ビューティ&ユース ユナイテッドアローズは、展示会場に入ってすぐのスペースに米国のブーツカンパニー「ティンバーランド(TIMBERLAND)」や「ダナー(DANNER)」の編み上げブーツをディスプレーし、ユナイテッドアローズも内山省治メンズファッションディレクターらによる(長いもので10年以上になる)フランス靴「パラブーツ(PARABOOT)」、英国靴「クロケットアンドジョーンズ(CROCKETT & JONES)「チャーチ(CHURCH'S)」などへの別注チャッカブーツやサイドゴアブーツを並べていた。ベイクルーズの展示会ではエディフィスやジャーナル スタンダード、その派生業態である417 エディフィスやジャーナル スタンダード レリュームなどで「パラブーツ」、米国のブーツカンパニー「レッド・ウィング(RED WING)」が目立った。

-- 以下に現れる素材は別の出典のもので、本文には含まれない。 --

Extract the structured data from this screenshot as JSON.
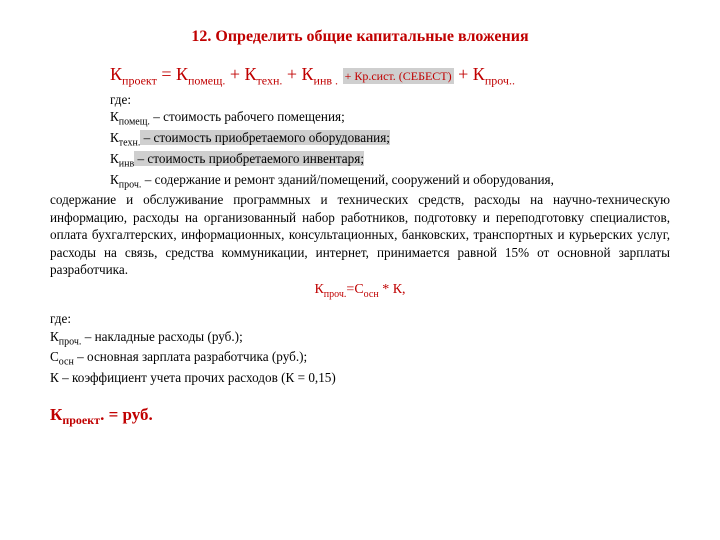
{
  "colors": {
    "accent": "#c00000",
    "highlight_bg": "#cfcfcf",
    "text": "#000000",
    "background": "#ffffff"
  },
  "typography": {
    "family": "Times New Roman",
    "title_size_pt": 12,
    "body_size_pt": 10,
    "formula_main_size_pt": 14
  },
  "title": "12. Определить общие капитальные вложения",
  "formula_main": {
    "lhs_base": "К",
    "lhs_sub": "проект",
    "terms": [
      {
        "base": "К",
        "sub": "помещ."
      },
      {
        "base": "К",
        "sub": "техн."
      },
      {
        "base": "К",
        "sub": "инв ."
      }
    ],
    "highlight_term": "+ Кр.сист. (СЕБЕСТ)",
    "last_term": {
      "base": "К",
      "sub": "проч.."
    }
  },
  "where_label": "где:",
  "defs": [
    {
      "sym": "К",
      "sub": "помещ.",
      "text": " – стоимость рабочего помещения;",
      "hl": false
    },
    {
      "sym": "К",
      "sub": "техн.",
      "text": " – стоимость приобретаемого оборудования;",
      "hl": true
    },
    {
      "sym": "К",
      "sub": "инв",
      "text": " – стоимость приобретаемого инвентаря;",
      "hl": true
    }
  ],
  "def_long": {
    "sym": "К",
    "sub": "проч.",
    "lead": " – содержание и ремонт зданий/помещений, сооружений и оборудования, ",
    "rest": "содержание и обслуживание программных и технических средств, расходы на научно-техническую информацию, расходы на организованный набор работников, подготовку и переподготовку специалистов, оплата бухгалтерских, информационных, консультационных, банковских, транспортных и курьерских услуг, расходы на связь, средства коммуникации, интернет, принимается равной 15% от основной зарплаты разработчика."
  },
  "formula2": {
    "lhs_base": "К",
    "lhs_sub": "проч.",
    "rhs1_base": "С",
    "rhs1_sub": "осн",
    "op": "*",
    "rhs2": "К,"
  },
  "defs2": [
    {
      "sym": "К",
      "sub": "проч.",
      "text": " – накладные расходы (руб.);"
    },
    {
      "sym": "С",
      "sub": "осн",
      "text": " – основная зарплата разработчика (руб.);"
    },
    {
      "sym": "К",
      "sub": "",
      "text": " – коэффициент учета прочих расходов (К = 0,15)"
    }
  ],
  "result": {
    "base": "К",
    "sub": "проект",
    "tail": ".   = руб."
  }
}
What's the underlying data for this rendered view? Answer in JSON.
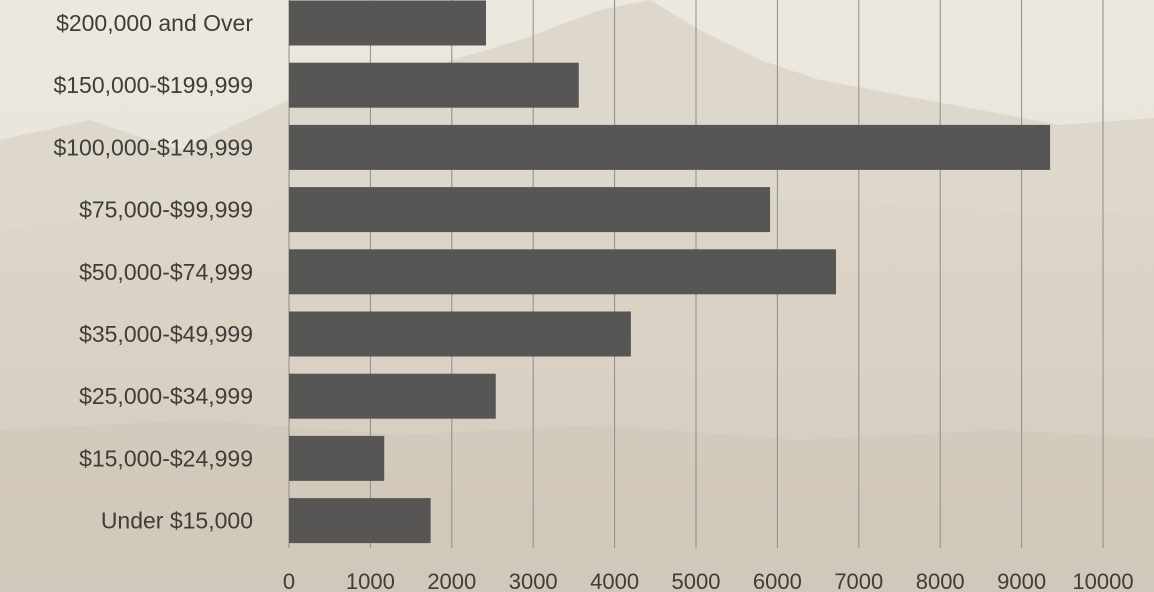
{
  "colors": {
    "bar": "#575654",
    "grid": "#8f8c87",
    "text": "#3f3d3a",
    "background": "#e7e2d8"
  },
  "chart_data": {
    "type": "bar",
    "orientation": "horizontal",
    "title": "",
    "xlabel": "",
    "ylabel": "",
    "categories": [
      "$200,000 and Over",
      "$150,000-$199,999",
      "$100,000-$149,999",
      "$75,000-$99,999",
      "$50,000-$74,999",
      "$35,000-$49,999",
      "$25,000-$34,999",
      "$15,000-$24,999",
      "Under $15,000"
    ],
    "values": [
      2420,
      3560,
      9350,
      5910,
      6720,
      4200,
      2540,
      1170,
      1740
    ],
    "xlim": [
      0,
      10000
    ],
    "xticks": [
      0,
      1000,
      2000,
      3000,
      4000,
      5000,
      6000,
      7000,
      8000,
      9000,
      10000
    ],
    "grid": "vertical"
  }
}
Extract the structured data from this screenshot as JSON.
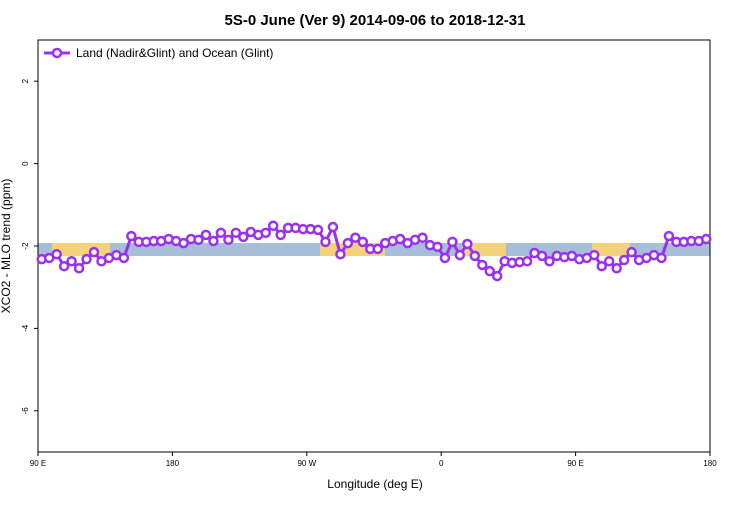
{
  "chart_data": {
    "type": "line",
    "title": "5S-0 June (Ver 9)   2014-09-06 to 2018-12-31",
    "x_label": "Longitude (deg E)",
    "y_label": "XCO2 - MLO trend (ppm)",
    "xlim": [
      90,
      540
    ],
    "xticks": [
      {
        "value": 90,
        "label": "90 E"
      },
      180,
      {
        "value": 270,
        "label": "90 W"
      },
      {
        "value": 360,
        "label": "0"
      },
      {
        "value": 450,
        "label": "90 E"
      },
      {
        "value": 540,
        "label": "180"
      }
    ],
    "ylim": [
      -7,
      3
    ],
    "yticks": [
      -6,
      -4,
      -2,
      0,
      2
    ],
    "legend": "top-left",
    "x": [
      92.5,
      97.5,
      102.5,
      107.5,
      112.5,
      117.5,
      122.5,
      127.5,
      132.5,
      137.5,
      142.5,
      147.5,
      152.5,
      157.5,
      162.5,
      167.5,
      172.5,
      177.5,
      182.5,
      187.5,
      192.5,
      197.5,
      202.5,
      207.5,
      212.5,
      217.5,
      222.5,
      227.5,
      232.5,
      237.5,
      242.5,
      247.5,
      252.5,
      257.5,
      262.5,
      267.5,
      272.5,
      277.5,
      282.5,
      287.5,
      292.5,
      297.5,
      302.5,
      307.5,
      312.5,
      317.5,
      322.5,
      327.5,
      332.5,
      337.5,
      342.5,
      347.5,
      352.5,
      357.5,
      362.5,
      367.5,
      372.5,
      377.5,
      382.5,
      387.5,
      392.5,
      397.5,
      402.5,
      407.5,
      412.5,
      417.5,
      422.5,
      427.5,
      432.5,
      437.5,
      442.5,
      447.5,
      452.5,
      457.5,
      462.5,
      467.5,
      472.5,
      477.5,
      482.5,
      487.5,
      492.5,
      497.5,
      502.5,
      507.5,
      512.5,
      517.5,
      522.5,
      527.5,
      532.5,
      537.5
    ],
    "series": [
      {
        "name": "Land (Nadir&Glint) and Ocean (Glint)",
        "color": "#9b30f0",
        "values": [
          -2.32,
          -2.29,
          -2.2,
          -2.49,
          -2.37,
          -2.54,
          -2.32,
          -2.15,
          -2.37,
          -2.29,
          -2.22,
          -2.29,
          -1.76,
          -1.9,
          -1.9,
          -1.88,
          -1.88,
          -1.83,
          -1.88,
          -1.93,
          -1.83,
          -1.85,
          -1.73,
          -1.88,
          -1.68,
          -1.85,
          -1.68,
          -1.78,
          -1.66,
          -1.73,
          -1.68,
          -1.51,
          -1.73,
          -1.56,
          -1.56,
          -1.59,
          -1.59,
          -1.61,
          -1.9,
          -1.54,
          -2.2,
          -1.93,
          -1.8,
          -1.9,
          -2.07,
          -2.07,
          -1.93,
          -1.88,
          -1.83,
          -1.93,
          -1.85,
          -1.8,
          -1.98,
          -2.02,
          -2.29,
          -1.9,
          -2.22,
          -1.95,
          -2.24,
          -2.46,
          -2.61,
          -2.73,
          -2.37,
          -2.41,
          -2.39,
          -2.37,
          -2.17,
          -2.24,
          -2.37,
          -2.24,
          -2.27,
          -2.24,
          -2.32,
          -2.29,
          -2.22,
          -2.49,
          -2.37,
          -2.54,
          -2.34,
          -2.15,
          -2.34,
          -2.29,
          -2.22,
          -2.29,
          -1.76,
          -1.9,
          -1.9,
          -1.88,
          -1.88,
          -1.83
        ]
      }
    ]
  }
}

いずれの業態も歴史ある王道ブランドが元気で、時系列的には1.バブル的ブームだったスニーカーが何シーズンか前に頭打ち→2.ビッグシルエットブームが若年層のみならずオトナ世代にも定着→3.足元にもボリューム感のある&少し目先を変えた提案がしたい→4.オーセンティックブーツの登板!という流れかと。

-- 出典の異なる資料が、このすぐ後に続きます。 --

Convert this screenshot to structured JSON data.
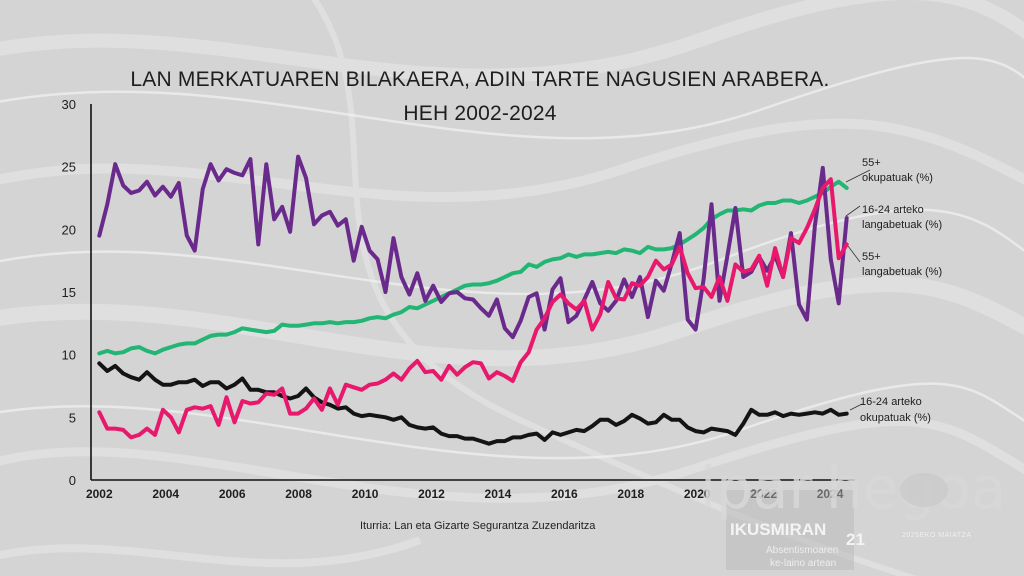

これらのブーツの多くにはグッドイヤーウェルト製法などが用いられ、履くほどに中物(コルク)が自分の足の形に沈み込んでフィット感が高まり、またウェルトを介してアッパーと直接縫製されないアウトソールは交換が可能で、半永久的に着用できることもサステナブルな時勢に即している。
スニーカーの陰で、長い間陽の目を浴びてこなかったブーツ。“はじめは硬くて履きづらくとも、また多少値は張ろうとも、選んで長く履く”が本格化するかどうかは、われわれ消費者次第でもある。